The result is that although the factory is only CAPABLE of manufacturing THREE colored shirts, still SIX people were distinguished by the color shift changes upon re-wearing of their shirts as demonstrated above. So recognition of color change had resulted in discriminating MORE number of people than the maximal number of colors shirts can have!
This parallels distinguishing reals more than the first example does. When we distinguish a real r from all other reals we are not doing it with ONE initial finite segment of r, no we are doing it with actually countably infinite many finite initial segments of r, so we are CHANGING the initial segment to suit each required discrimination from some other real, this exactly parallels the Color of shirts shift in the above example.
So to portray that for the case of the reals, we need to know what is the largest possible number of Omega_tuples of reals distinguished of course on finite basis. Now we know that there is no prior limit on how many such tuples we can have, so we don't have the restriction that those must be countable, so there is nothing against the reals being uncountable, since they'll be distinguishable by the "shifting pattern" of initial segments required for distinguishing that real from other reals on finite basis of course, a pattern that is reflected by Omega_tuple of those distinguishing finite initial segments of each real, and the number of all those Omega sized tuples is not necessarily countable. Actually Cantor's diagonal argument proves that the number of those tuples MUST be uncountable. No problem since even at intuitive level distinguishability by shift recognition is not necessarily limited to the total number of distinguishing objects as demonstrated in the example above, it is related to the number of tuples of the distinguishing objects, and of course those can indeed be more than the number of distinguishing objects! ----------------------------------------------------- So the distinguishability argument FAILS. -----------------------------------------------------
Actually I was all along feeling that. As I said before Cantor's argument is a very clear argument, formalized nicely at second order level and so it admits a clear, well understood and rigorous form of reasoning that by far supersede any kind of intuitive argumentation that we commonly happen to extract from our reasoning about he finite world, which often proves to be misleading.
All of WM's kind of speech presented to this Usenet belong to the last form of misleading guided intuitions, and this argument is the main one that underneath his argument, and it is shown here clearly to be FALSE, it is a Pseudo-intuitive argument. Actually WM tries to convince us that it is formal, which is of course false, since he doesn't know how to discriminate between formal and intuitive arguments.
Similarly another person derived by misguided intuitions often perplexed by inadequate formalizations and concepts around those formalizations that are all erroneous is Ludovico Van.

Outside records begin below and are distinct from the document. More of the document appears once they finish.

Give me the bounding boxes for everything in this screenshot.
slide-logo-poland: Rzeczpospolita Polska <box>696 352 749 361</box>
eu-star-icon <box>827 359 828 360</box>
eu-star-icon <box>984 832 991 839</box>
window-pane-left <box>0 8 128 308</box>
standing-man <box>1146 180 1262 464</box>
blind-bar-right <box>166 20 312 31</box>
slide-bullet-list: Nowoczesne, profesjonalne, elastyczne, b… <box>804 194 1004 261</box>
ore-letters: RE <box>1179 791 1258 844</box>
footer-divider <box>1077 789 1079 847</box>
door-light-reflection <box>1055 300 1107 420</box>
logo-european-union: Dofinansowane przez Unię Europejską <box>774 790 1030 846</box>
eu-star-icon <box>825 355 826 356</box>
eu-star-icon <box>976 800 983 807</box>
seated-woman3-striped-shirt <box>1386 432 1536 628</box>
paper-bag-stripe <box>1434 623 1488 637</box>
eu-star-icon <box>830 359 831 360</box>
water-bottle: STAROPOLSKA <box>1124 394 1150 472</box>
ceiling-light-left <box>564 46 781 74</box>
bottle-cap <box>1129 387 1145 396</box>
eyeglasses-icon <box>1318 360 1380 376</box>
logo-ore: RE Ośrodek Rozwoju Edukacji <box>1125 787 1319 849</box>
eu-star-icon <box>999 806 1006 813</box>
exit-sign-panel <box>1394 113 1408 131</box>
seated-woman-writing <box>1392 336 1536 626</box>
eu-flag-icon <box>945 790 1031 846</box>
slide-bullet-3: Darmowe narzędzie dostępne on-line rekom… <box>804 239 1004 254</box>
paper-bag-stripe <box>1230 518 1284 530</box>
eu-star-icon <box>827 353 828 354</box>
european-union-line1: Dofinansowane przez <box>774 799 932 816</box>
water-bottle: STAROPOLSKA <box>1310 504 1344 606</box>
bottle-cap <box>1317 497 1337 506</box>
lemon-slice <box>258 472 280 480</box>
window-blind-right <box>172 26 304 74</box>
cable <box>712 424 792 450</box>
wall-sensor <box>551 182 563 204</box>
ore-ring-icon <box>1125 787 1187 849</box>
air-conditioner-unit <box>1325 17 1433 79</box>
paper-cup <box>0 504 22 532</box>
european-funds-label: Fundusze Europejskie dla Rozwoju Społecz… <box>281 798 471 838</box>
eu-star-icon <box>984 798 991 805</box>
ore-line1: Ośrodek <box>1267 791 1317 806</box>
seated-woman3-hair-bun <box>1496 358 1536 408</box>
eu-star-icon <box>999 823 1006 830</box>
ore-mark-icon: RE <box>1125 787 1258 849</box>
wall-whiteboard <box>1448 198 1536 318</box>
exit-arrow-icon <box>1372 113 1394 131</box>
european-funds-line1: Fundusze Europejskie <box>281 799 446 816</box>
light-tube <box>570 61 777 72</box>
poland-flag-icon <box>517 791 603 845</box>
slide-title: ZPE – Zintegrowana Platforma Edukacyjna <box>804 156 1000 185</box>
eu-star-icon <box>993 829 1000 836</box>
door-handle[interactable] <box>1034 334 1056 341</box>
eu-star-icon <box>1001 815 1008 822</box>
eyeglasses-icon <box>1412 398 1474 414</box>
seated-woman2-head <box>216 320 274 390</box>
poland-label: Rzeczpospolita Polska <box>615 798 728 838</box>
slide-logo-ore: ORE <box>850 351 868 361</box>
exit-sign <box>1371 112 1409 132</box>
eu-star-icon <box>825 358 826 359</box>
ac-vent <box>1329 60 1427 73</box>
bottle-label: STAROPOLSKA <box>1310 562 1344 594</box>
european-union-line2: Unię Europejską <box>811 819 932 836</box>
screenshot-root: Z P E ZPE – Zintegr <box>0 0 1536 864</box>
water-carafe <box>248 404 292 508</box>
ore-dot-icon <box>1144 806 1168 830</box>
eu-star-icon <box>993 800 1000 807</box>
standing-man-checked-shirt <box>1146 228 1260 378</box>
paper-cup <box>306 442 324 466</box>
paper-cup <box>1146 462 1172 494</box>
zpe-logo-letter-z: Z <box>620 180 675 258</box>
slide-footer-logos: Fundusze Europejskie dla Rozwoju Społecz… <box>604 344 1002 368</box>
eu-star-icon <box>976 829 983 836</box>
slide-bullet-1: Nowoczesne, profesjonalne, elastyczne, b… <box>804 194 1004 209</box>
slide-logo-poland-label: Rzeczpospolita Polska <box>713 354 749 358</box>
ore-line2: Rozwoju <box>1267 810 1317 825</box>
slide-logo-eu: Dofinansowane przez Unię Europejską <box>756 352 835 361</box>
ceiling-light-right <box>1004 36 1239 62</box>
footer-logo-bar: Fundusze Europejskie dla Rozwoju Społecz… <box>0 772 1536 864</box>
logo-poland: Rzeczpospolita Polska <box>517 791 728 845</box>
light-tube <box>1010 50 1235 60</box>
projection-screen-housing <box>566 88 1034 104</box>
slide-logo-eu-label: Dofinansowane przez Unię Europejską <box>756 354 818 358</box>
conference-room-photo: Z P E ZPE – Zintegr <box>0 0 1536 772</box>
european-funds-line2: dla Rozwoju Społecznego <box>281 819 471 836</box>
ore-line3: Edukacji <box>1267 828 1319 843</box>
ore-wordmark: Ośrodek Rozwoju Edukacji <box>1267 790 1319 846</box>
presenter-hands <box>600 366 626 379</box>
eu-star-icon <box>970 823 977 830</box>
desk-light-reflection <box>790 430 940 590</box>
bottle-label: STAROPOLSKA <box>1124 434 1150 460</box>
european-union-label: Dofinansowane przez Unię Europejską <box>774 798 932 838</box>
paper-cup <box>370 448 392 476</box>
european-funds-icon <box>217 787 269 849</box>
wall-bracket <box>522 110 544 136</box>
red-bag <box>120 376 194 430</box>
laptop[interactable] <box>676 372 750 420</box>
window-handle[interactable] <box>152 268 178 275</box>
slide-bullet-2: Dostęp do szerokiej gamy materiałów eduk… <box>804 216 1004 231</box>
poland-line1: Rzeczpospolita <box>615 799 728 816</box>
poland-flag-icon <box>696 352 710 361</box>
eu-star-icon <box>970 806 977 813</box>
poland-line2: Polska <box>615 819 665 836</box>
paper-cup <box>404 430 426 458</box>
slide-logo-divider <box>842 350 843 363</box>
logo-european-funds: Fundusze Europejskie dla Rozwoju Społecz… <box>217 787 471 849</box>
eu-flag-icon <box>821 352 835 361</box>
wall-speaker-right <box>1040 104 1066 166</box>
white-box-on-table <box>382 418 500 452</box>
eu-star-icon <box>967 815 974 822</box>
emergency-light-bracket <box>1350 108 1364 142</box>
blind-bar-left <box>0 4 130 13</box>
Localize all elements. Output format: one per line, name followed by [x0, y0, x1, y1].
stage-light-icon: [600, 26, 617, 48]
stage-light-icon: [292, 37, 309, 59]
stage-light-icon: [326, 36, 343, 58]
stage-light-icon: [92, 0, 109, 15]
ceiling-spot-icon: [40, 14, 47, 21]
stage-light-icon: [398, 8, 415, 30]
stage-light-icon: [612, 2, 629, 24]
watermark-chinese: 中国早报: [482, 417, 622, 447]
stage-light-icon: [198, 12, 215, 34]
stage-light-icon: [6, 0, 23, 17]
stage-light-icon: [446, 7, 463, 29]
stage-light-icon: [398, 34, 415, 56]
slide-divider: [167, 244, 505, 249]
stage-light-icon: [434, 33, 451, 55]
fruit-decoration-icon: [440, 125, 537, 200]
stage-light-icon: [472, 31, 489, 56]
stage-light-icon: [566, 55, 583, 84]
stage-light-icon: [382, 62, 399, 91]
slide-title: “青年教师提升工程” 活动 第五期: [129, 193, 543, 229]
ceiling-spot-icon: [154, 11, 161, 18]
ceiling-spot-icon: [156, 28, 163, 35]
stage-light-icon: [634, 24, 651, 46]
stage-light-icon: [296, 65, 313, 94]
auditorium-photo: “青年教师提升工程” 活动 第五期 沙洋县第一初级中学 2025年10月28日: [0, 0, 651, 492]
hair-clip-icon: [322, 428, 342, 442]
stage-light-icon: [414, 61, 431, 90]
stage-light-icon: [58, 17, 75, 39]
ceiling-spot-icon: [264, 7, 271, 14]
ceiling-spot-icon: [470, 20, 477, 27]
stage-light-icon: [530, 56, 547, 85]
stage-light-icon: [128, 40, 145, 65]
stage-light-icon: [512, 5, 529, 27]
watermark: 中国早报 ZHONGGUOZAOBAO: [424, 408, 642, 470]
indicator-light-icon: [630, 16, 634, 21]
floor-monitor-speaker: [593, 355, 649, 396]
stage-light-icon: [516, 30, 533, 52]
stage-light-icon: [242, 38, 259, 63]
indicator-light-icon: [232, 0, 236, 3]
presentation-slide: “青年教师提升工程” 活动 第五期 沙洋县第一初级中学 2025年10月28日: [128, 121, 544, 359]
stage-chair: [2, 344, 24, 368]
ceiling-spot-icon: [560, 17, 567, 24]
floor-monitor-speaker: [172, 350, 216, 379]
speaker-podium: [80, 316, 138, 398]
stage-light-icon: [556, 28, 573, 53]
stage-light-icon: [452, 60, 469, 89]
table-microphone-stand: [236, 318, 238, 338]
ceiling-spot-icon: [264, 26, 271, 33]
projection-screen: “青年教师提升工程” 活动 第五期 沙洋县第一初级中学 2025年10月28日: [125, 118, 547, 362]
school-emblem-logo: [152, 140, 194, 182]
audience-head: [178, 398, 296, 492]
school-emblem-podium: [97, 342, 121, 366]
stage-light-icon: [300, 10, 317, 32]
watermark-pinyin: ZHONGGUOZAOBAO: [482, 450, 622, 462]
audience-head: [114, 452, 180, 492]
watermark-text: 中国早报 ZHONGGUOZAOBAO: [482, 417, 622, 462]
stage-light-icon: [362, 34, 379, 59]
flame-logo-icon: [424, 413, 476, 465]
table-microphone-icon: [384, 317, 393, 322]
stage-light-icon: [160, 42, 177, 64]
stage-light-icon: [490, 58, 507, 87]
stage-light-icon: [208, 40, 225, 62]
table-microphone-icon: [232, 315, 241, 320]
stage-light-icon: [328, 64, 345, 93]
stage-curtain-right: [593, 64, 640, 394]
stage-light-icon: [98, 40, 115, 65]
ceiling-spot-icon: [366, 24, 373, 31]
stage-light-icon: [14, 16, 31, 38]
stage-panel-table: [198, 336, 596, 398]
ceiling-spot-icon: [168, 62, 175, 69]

AP on the other hand have arguments that are all full of fallacies and contradictions and they are actually premature and TRIVIALLY FALSE.
So far all arguments raised against Cantor in this Usenet are misguided, fallacious or premature (this includes some of my earlier arguments that I made against Cantor when I was less informed several years ago).
However it is a good exercise at least at intuitive level to present similes that enable us to counteract these misguided intuitions and fallacies, some of them are really not easy to see at intuitive level I mean.